BOARDMAN — It will likely be April when new police officers join the township ranks.
“We’re starting to schedule the computer voice stress analyzer tests,” which are supposed to show if the job applicants are truthful, said police Chief Patrick Berarducci.
Last November, township voters passed a five-year, 2.2-mill safety services levy that’s expected to generate $2,078,924 annually. That cleared the way for the township to hire up to 10 police officers and to recall six of its nine laid-off firefighters.
“We’ll hopefully have people starting in April or May at the latest,” Berarducci said.
Nineteen prospective police officers have been interviewed in initial sessions with two of the department’s sergeants. Those same 19 prospects will undergo voice stress analyzer tests, the chief said.

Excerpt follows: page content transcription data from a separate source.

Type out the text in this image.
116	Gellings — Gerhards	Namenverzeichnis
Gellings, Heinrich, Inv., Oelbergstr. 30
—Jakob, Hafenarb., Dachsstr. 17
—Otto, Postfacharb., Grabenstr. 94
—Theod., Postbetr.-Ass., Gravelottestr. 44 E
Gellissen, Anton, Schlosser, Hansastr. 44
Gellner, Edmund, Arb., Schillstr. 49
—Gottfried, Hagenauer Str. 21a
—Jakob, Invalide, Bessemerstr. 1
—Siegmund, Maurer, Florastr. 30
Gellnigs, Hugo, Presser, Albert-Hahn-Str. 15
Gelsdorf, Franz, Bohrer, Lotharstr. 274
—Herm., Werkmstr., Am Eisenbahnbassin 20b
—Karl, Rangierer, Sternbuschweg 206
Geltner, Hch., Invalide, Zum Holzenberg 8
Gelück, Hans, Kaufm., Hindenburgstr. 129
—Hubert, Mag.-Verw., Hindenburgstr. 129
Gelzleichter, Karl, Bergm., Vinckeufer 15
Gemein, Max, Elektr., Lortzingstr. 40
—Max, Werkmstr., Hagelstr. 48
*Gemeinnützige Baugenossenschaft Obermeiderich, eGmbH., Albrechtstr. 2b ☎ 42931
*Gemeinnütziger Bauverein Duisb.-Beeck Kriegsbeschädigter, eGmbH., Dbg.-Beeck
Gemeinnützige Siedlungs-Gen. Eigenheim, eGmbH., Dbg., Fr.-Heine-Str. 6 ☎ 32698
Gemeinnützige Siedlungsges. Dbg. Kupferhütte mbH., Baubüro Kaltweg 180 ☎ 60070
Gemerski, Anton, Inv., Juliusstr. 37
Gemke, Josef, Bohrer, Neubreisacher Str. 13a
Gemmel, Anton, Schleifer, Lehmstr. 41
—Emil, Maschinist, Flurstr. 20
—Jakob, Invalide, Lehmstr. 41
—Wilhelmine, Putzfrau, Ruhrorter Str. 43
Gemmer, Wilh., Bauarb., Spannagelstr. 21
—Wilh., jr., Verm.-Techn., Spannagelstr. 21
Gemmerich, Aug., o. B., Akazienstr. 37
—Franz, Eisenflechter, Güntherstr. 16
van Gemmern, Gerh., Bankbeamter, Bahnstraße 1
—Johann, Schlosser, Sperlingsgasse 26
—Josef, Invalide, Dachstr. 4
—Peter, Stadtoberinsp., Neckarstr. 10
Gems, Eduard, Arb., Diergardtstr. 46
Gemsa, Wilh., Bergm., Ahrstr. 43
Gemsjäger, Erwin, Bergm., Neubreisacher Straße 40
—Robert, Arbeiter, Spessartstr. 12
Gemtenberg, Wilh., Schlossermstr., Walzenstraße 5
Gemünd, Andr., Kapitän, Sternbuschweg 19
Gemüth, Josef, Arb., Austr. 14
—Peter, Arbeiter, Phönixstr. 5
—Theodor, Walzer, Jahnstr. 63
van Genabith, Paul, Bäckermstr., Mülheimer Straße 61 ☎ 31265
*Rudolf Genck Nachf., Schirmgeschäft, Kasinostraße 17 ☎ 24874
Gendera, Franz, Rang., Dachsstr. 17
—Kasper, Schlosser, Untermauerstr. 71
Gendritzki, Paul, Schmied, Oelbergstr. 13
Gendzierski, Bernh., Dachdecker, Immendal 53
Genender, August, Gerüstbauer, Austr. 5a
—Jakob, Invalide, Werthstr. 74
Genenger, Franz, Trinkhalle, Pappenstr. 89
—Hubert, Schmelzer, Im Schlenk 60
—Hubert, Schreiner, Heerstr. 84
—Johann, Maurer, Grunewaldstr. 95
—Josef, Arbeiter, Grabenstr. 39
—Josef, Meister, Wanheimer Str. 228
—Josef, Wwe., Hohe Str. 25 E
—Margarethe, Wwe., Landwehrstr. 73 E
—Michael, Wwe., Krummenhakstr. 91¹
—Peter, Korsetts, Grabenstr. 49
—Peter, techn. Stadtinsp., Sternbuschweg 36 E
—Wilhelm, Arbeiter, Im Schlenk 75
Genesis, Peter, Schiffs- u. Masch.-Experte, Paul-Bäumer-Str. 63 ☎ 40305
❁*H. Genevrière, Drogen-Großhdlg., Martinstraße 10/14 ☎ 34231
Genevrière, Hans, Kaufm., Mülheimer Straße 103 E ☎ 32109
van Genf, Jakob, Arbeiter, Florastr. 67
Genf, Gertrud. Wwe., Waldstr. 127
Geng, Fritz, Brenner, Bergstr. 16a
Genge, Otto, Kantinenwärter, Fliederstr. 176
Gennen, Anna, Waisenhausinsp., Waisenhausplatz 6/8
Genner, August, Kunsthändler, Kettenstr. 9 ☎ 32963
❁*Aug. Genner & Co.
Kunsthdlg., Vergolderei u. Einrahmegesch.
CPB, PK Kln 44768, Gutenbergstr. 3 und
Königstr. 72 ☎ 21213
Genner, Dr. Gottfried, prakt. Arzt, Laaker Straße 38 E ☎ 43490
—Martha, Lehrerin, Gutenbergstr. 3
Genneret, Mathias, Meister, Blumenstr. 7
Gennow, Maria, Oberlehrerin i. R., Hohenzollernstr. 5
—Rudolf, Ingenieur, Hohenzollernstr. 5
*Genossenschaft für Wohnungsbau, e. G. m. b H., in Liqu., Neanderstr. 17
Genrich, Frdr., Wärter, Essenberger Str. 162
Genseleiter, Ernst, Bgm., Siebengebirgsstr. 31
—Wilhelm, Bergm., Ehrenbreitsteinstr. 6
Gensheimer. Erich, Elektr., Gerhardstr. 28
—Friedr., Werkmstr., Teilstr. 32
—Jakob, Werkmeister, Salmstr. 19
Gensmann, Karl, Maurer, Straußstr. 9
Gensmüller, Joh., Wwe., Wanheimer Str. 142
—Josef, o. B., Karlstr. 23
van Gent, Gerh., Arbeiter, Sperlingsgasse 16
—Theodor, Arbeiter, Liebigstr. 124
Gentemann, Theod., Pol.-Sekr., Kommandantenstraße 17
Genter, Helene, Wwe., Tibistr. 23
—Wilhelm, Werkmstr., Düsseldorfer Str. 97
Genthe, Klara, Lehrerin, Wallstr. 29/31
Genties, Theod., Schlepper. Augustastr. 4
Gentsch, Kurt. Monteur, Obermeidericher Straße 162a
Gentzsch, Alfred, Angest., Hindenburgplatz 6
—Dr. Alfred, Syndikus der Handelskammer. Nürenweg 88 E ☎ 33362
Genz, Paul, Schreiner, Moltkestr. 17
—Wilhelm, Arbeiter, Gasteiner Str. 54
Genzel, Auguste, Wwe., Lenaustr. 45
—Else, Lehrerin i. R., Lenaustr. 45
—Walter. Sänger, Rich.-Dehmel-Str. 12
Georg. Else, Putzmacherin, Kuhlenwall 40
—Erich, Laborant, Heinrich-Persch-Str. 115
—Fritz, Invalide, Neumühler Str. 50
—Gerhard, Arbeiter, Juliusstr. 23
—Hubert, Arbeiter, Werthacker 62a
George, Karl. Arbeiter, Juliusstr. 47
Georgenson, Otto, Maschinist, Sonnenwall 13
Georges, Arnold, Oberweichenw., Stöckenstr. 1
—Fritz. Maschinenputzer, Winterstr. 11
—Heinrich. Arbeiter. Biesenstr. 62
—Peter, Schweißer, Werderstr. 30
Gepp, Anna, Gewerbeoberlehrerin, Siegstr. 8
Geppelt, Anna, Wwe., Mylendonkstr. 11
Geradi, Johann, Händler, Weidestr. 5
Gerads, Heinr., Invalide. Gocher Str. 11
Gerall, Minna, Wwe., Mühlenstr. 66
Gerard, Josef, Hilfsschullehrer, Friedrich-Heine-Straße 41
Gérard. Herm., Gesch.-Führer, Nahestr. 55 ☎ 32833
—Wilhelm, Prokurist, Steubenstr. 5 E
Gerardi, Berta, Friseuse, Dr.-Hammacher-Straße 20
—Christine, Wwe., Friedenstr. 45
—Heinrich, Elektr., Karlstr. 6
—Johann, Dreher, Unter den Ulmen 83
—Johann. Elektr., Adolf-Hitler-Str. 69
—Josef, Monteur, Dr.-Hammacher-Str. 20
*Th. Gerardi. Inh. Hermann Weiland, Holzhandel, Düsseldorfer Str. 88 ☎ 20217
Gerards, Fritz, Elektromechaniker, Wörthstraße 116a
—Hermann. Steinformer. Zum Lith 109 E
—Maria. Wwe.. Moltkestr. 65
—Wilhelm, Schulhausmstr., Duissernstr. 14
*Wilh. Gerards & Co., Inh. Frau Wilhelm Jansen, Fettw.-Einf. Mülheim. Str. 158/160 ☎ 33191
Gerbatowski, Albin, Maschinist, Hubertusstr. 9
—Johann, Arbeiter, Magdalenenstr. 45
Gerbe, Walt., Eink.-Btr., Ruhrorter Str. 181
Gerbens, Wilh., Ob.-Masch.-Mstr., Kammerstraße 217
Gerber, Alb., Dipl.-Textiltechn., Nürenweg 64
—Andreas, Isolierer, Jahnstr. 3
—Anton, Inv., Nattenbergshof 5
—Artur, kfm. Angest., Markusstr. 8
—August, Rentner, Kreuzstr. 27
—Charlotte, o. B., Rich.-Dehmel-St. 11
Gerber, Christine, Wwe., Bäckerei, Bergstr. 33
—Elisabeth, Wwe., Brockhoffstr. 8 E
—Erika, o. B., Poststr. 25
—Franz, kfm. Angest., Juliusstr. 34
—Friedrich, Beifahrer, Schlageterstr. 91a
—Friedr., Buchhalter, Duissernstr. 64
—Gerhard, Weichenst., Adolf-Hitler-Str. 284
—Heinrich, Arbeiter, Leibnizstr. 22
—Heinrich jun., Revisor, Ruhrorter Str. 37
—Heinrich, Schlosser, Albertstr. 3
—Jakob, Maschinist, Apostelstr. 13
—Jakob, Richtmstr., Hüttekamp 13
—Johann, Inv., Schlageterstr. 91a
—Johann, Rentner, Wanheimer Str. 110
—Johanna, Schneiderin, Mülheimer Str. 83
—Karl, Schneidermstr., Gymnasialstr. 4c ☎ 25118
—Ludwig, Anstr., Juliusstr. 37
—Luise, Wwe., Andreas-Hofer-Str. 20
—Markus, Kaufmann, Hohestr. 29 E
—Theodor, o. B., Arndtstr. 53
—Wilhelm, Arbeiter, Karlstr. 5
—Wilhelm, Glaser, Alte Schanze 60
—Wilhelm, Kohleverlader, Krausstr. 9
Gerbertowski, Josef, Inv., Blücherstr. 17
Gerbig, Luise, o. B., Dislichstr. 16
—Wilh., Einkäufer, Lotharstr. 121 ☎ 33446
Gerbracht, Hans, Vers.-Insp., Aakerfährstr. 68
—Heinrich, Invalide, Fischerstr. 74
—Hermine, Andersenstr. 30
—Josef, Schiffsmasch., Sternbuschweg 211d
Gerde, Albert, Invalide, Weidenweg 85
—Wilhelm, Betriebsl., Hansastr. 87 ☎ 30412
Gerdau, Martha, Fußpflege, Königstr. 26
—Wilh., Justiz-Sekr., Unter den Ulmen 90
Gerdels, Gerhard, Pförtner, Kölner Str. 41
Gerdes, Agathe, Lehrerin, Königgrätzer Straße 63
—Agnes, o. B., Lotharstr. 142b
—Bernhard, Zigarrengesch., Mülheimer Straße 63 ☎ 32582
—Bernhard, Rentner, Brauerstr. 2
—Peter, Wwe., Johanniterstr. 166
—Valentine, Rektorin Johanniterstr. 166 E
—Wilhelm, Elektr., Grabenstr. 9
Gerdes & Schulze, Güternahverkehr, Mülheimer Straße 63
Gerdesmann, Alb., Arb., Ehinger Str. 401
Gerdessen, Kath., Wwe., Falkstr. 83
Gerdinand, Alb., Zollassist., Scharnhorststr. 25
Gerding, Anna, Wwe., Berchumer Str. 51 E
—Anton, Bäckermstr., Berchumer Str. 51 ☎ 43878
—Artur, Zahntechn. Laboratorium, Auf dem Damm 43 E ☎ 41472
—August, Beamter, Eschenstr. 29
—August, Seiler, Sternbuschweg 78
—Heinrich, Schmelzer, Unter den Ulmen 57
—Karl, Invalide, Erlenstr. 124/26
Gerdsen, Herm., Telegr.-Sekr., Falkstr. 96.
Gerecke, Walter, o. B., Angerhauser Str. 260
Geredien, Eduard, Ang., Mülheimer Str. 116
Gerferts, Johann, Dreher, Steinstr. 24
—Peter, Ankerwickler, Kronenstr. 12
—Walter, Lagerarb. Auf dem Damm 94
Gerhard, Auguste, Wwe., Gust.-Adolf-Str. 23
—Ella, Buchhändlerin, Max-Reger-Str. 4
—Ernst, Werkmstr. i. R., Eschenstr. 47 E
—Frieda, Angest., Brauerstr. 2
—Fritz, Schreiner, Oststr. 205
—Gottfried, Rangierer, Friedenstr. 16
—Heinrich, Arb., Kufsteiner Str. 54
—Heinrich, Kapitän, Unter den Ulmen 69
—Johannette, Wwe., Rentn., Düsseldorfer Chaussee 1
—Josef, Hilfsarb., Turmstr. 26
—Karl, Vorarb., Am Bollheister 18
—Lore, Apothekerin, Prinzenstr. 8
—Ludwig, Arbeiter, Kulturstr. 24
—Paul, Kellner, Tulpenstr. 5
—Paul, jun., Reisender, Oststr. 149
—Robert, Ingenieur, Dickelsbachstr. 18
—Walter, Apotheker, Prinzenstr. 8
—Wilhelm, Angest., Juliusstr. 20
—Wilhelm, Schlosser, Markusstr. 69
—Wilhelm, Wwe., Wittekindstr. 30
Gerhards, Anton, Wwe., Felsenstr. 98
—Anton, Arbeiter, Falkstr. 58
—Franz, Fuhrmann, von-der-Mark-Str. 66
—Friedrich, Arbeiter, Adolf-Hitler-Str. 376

“We have a team of officers out there doing police checks with police departments where [those on the list] live, have worked or gone to school,” Berarducci said.
After completion of those checks and voice stress tests, narrowing of the list will begin, and the chief will conduct interviews with a captain and lieutenant. Interviews with trustees will follow, and candidates also must undergo formal background checks before being hired.
Jason Loree, township administrator, said revenue from the safety services levy should begin coming into township coffers next month.
The township’s fiscal office is developing revenue projections for this year. If those projections are lower than expected because of economic conditions, officials will have to revisit plans for a hiring timetable.
“Everything right now is going as planned for April,” Loree said.
Both he and Berarducci say they hope to phase in the new officers, three at a time.
“That will allow us to have one per shift,” Berarducci said. “We want to stagger them.”
Though sworn police officers escaped the layoff ax during the height of the township’s 2008 financial crisis, 13 officers who have left the department either through retirement or attrition since 2006 haven’t been replaced, taking the number of officers to 48 including the chief.